Initially set to go into effect this year, the requirement for older high-rises to install new fire safety systems was pushed back three years last month amid concern from building owners about the cost of installing the systems.

As CBS 2’s Derrick Blakley reports, the death of Shantel McCoy on Sunday at an apartment building at 3130 N. Lake Shore Dr. has prompted the city to find out how fast other, older high rises are moving toward safety upgrades. They’re also urging building owners to make those upgrades now.

The city’s Buildings Department has sent a letter to the owners of 694 high rises built before 1975, reminding them of the 2015 deadline to install new fire safety systems.

“We strongly urge building owners and their property managers to begin and complete any required life safety upgrades to their buildings as soon as possible,” the letter reads.

Buildings Commissioner Michael Merchant said, “What we’re doing is we’re asking that they start taking proactive steps right now, as opposed to waiting for the last minute.”

The problem is, waiting until the last minute paid off for high-rise building owners last year, as the City Council agreed last month to give them an extra three years to improve their fire safety systems, less than a month before the original deadline.

Ald. Ray Suarez (31st), who chairs the City Council Committee on Housing and Real Estate, said Tuesday that, “The cost of retrofitting these buildings is, at times, so cost prohibitive, it’s sometimes so expensive, that some of these people feel that, well, ‘why don’t we put up a new building?’”

Some aldermen said they want the city to help owners reduce the cost.
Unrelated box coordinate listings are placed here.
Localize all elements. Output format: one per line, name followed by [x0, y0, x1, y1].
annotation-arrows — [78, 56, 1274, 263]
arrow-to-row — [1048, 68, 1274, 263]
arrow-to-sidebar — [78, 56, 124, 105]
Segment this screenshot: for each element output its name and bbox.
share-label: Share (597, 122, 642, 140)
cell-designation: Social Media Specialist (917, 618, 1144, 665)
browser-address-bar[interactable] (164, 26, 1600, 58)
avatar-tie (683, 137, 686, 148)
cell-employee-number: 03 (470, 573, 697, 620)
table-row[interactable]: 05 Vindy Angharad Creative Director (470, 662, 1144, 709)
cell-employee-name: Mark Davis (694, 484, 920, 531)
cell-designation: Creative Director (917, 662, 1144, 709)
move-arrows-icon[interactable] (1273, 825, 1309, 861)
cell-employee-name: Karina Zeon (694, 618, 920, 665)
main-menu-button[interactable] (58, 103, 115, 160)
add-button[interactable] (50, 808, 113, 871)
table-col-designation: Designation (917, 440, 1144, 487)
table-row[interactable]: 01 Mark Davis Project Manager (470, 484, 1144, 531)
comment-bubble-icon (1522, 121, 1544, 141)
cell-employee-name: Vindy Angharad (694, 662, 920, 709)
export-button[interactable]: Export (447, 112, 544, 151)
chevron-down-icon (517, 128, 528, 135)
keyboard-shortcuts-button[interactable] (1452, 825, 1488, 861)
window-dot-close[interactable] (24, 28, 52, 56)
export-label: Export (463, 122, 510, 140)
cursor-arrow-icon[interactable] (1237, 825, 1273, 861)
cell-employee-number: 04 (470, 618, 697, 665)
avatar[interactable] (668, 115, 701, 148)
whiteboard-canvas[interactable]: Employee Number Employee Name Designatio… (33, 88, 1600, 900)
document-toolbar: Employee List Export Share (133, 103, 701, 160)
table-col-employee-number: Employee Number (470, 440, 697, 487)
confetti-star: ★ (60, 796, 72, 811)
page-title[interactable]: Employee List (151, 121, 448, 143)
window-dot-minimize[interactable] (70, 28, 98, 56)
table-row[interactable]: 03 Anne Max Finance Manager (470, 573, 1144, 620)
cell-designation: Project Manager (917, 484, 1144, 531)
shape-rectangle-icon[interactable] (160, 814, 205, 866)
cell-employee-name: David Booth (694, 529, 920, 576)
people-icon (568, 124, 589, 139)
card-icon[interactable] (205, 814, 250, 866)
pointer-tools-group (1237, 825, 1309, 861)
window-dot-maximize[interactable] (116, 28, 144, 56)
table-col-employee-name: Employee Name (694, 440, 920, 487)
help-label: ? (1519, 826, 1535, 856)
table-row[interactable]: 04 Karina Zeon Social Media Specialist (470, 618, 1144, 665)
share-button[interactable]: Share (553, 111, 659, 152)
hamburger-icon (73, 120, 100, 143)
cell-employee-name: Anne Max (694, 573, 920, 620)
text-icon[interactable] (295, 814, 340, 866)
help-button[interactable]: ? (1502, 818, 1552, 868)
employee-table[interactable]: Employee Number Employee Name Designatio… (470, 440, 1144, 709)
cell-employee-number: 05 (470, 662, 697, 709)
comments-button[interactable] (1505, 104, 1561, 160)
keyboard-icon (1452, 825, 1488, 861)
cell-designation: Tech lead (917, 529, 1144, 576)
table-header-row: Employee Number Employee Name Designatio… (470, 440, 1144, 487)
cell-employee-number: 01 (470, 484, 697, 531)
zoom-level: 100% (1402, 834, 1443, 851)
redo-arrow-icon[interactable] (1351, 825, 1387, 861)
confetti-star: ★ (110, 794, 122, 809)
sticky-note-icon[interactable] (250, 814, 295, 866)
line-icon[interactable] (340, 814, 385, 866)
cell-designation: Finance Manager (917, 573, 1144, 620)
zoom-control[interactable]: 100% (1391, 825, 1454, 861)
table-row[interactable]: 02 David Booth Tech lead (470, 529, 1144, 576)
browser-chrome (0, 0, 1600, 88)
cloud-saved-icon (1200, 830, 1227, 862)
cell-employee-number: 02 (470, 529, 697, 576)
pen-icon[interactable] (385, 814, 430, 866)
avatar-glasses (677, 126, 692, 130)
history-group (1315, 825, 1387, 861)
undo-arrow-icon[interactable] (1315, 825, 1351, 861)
“What is it that we, the city is doing to help defray some of that cost for them, because it is quite costly,” Ald. Carrie Austin (34th) said.

McCoy died when she got onto an elevator to the 12th floor, not knowing a fire had broken out there. When the elevator doors opened on the 12th floor, she was overcome by intense heat and smoke.

Under the fire safety ordinance, buildings would be required to install systems that would shut down elevators in the event of a fire, preventing them from being used by anyone but the Fire Department.

But some aldermen pointed out that tenants in the apartment where the fire started propped their door open so their pets could get out, allowing the flames to spread to the hallway.

“It would have made a difference if that door had been closed. That’s one of the best ways to contain a fire and, actually, one of the most cost effective ways,” Ald. James Cappleman (46th) said.

It wasn’t only fat cat building owners who complained about the cost of
safety upgrades. Many condo owners fought them, too, fearing huge special assessment charges.

Some aldermen said they hope new technologies can offer future upgrades at lower cost.

But there appeared to be little appetite among the aldermen for approving another deadline extension for the fire safety upgrades.